I personally love guest posts on Build A Solo Practice on relevant topics from knowledgeable individuals providing it benefits my readers, speaks to an important issue facing solos and your claim to knowledge in a given area is credible.

You can check our previous guest bloggers under the category "Guest Posts" as well as "Passed the Bar - Hung a Shingle" and "Confessions & Inspirations", the latter two being inspirational stories of solo practitioners.

Would love your feedback on successes you have had so we can share with others. 

And if you are interested in guest posting, let me know!

August 24, 2008

"Tip of the Week" - Purge your RSS and Subscriptions

I couldn't get to the Tip of the Week any earlier this week because I was too busy purging my RSS and e-mail subscriptions.

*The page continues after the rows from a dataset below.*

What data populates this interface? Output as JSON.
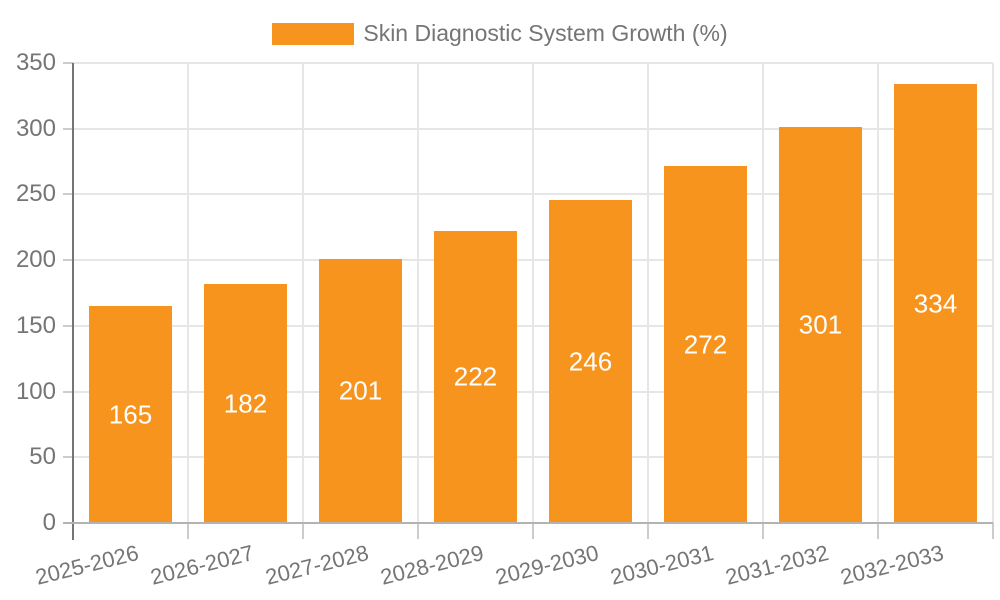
{
  "legend": {
    "series_label": "Skin Diagnostic System Growth (%)"
  },
  "colors": {
    "bar": "#F7941E",
    "bar_label": "#FFFFFF",
    "axis_text": "#757575",
    "gridline": "#E6E6E6",
    "tick": "#CCCCCC",
    "baseline": "#B3B3B3",
    "axis_line": "#757575",
    "background": "#FFFFFF"
  },
  "chart_data": {
    "type": "bar",
    "title": "Skin Diagnostic System Growth (%)",
    "legend": [
      "Skin Diagnostic System Growth (%)"
    ],
    "legend_position": "top",
    "categories": [
      "2025-2026",
      "2026-2027",
      "2027-2028",
      "2028-2029",
      "2029-2030",
      "2030-2031",
      "2031-2032",
      "2032-2033"
    ],
    "values": [
      165,
      182,
      201,
      222,
      246,
      272,
      301,
      334
    ],
    "bar_value_labels": [
      165,
      182,
      201,
      222,
      246,
      272,
      301,
      334
    ],
    "xlabel": "",
    "ylabel": "",
    "ylim": [
      0,
      350
    ],
    "yticks": [
      0,
      50,
      100,
      150,
      200,
      250,
      300,
      350
    ],
    "grid": true,
    "x_tick_rotation_deg": -14
  }
}
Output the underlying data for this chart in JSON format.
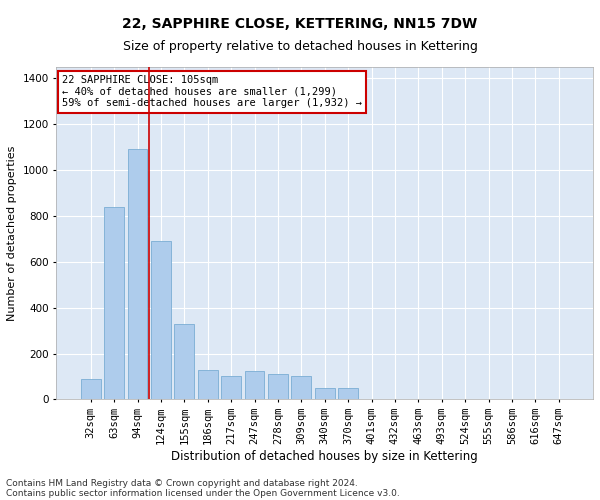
{
  "title1": "22, SAPPHIRE CLOSE, KETTERING, NN15 7DW",
  "title2": "Size of property relative to detached houses in Kettering",
  "xlabel": "Distribution of detached houses by size in Kettering",
  "ylabel": "Number of detached properties",
  "categories": [
    "32sqm",
    "63sqm",
    "94sqm",
    "124sqm",
    "155sqm",
    "186sqm",
    "217sqm",
    "247sqm",
    "278sqm",
    "309sqm",
    "340sqm",
    "370sqm",
    "401sqm",
    "432sqm",
    "463sqm",
    "493sqm",
    "524sqm",
    "555sqm",
    "586sqm",
    "616sqm",
    "647sqm"
  ],
  "values": [
    90,
    840,
    1090,
    690,
    330,
    130,
    100,
    125,
    110,
    100,
    50,
    50,
    0,
    0,
    0,
    0,
    0,
    0,
    0,
    0,
    0
  ],
  "bar_color": "#aeccec",
  "bar_edge_color": "#7aadd4",
  "vline_x": 2.5,
  "vline_color": "#cc0000",
  "annotation_text": "22 SAPPHIRE CLOSE: 105sqm\n← 40% of detached houses are smaller (1,299)\n59% of semi-detached houses are larger (1,932) →",
  "annotation_box_color": "#ffffff",
  "annotation_box_edge": "#cc0000",
  "ylim": [
    0,
    1450
  ],
  "yticks": [
    0,
    200,
    400,
    600,
    800,
    1000,
    1200,
    1400
  ],
  "background_color": "#dde8f5",
  "grid_color": "#ffffff",
  "footer1": "Contains HM Land Registry data © Crown copyright and database right 2024.",
  "footer2": "Contains public sector information licensed under the Open Government Licence v3.0.",
  "title1_fontsize": 10,
  "title2_fontsize": 9,
  "xlabel_fontsize": 8.5,
  "ylabel_fontsize": 8,
  "tick_fontsize": 7.5,
  "footer_fontsize": 6.5,
  "annot_fontsize": 7.5
}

You know what I'm talking about.  You read one or two interesting blog posts or articles from a blog author and you immediately subscribe to their RSS or e-newsletter only to find that when they send you a new post you are too busy (read 'not interested enough') to read what they subsequently write.

Or their topic no longer interests you.  Or they post so infrequently that when you get notification they've posted something new you don't remember subscribing and hit the 'spam' or delete button without opening.

Don't be shy.  If you've subscribed to a newsletter or RSS but you are not reading what they write or it has turned into a sales pitch you are not interested in, unsubscribe and free up your e-mail or feeds list for what you do want to read.

You actually do the author a favor, too.  You are sending a message that they need to get back on track to maintain your interest, write more frequently (or less), stop selling so hard or sell harder.

In the meantime, I'm going to take my own advice and continue to purge, purge, purge.  Don't worry.  I may purge you now, but once you start delivering the goods, again, I may just re-subscribe!

(Of course, this doesn't apply to Solo Practice University E-zine...:-)

August 10, 2008

"Tip of the Week" - Designing A Logo? Create A Contest

Many solo practitioners are looking for a distinctive design to be part of their branding package and marketing message. That killer logo. Where to look?  What to do?

Create a contest.  There are numerous companies which freelance artists, graphic and website designers register with to get their name out their and build reputation and get some quick cash. One of those sites is 99designs.

It's quite easy. With 99designs you pay a flat fee of $39.95 to run the contest.  Then you let the designers know the value of the project to you.  You can peruse the site to determine the norms for what you are asking, logo, website banner, letterhead, business cards. Then freelancers registered with the company submit their work based upon the information you provide, the more detailed the better.

Work with the designers.  The more you interact, critique and guide, the better the result for you.  Ultimately, if you like the end product you pick a winner.

Another fun way to engage your readers in the process is to then put the winning designs (let's say you have a few) on your site or in any social media group you participate in and ask your readers, friends, followers to vote through commentary.

Has you used one of these services before?  Did you like the results?

August 03, 2008

"Tip of the Week" - Phone Tag (Voicemail to Text)

Finis Price of TechnoEsq turned me on to PhoneTag, a voicemail to text service that eliminates the hassle of having to listen to voicemail.

Phonetag (formerly Simulscribe) simply converts your voicemail to text and lets you 'read' your voicemail on all mobile devices like your Iphone or Blackberry and you can even receive it via your e-mail with both readable text and the audio file attached. It's now integrated into Grand Central, too. 

It's not a free service ($29.95 unlimited, $9.95 for 40 transcriptions or $.35 per message).  But there is a free seven day trial.   Sounds like the best of both worlds to me!